Tax on High-Income Pensions Proposed to Strengthen Fiscal Discipline
Key Takeaways:
- The IMF is pushing Pakistan to tax high monthly pensions to expand the tax base.
- Pakistan is considering a 2.5% income tax on pensions exceeding Rs400,000 per month.
- The government aims to balance IMF demands with relief for lower-income groups.
Islamabad, Pakistan – As Pakistan prepares for critical budget talks, the International Monetary Fund (IMF) has urged the nation to impose income tax on high-income pensioners. This recommendation is part of the IMF’s broader strategy to enhance fiscal discipline and broaden Pakistan’s tax base.
In response to the IMF’s demands, the Pakistani government is contemplating a 2.5% income tax on monthly pensions of Rs400,000 or more. This measure, expected to be included in the upcoming Budget 2025-26, will primarily target retired civil servants, military officers, and judges who receive substantial pension amounts.
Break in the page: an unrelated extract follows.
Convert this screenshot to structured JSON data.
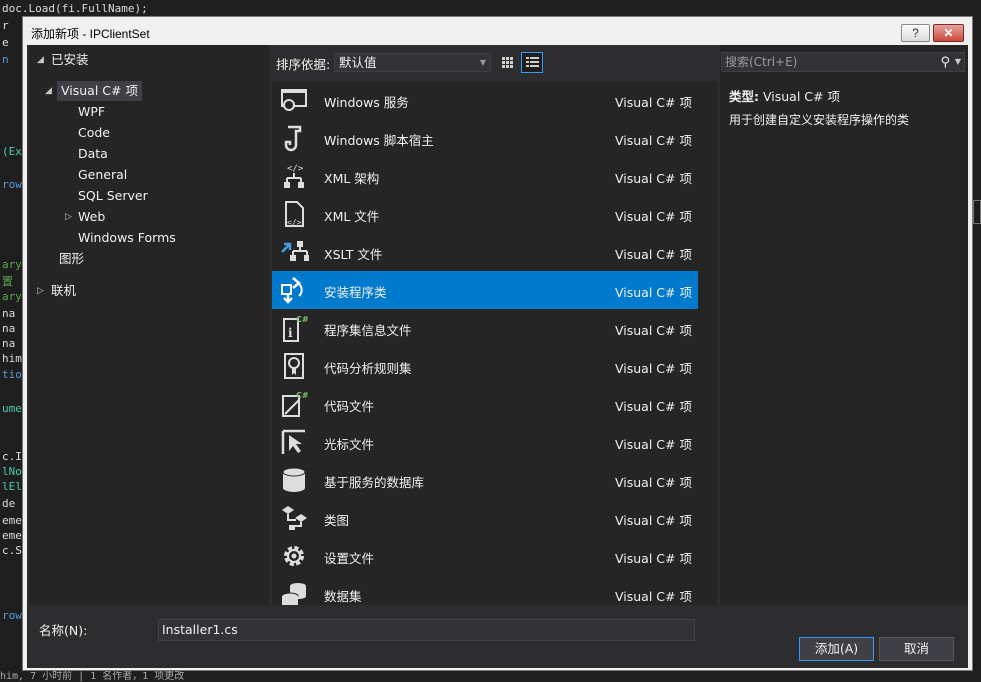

While considering this new tax, the government is also exploring income tax relief measures for small employees and middle-salaried individuals. One proposal involves raising the minimum annual income tax exemption limit, aiming to ease the financial burden on these groups.
An IMF team is scheduled to visit Islamabad on May 14 to finalize Pakistan’s budget targets for the fiscal year 2025-26. The government faces the challenge of balancing the need to meet IMF conditions with the necessity of providing economic relief to its citizens amidst a challenging economic environment.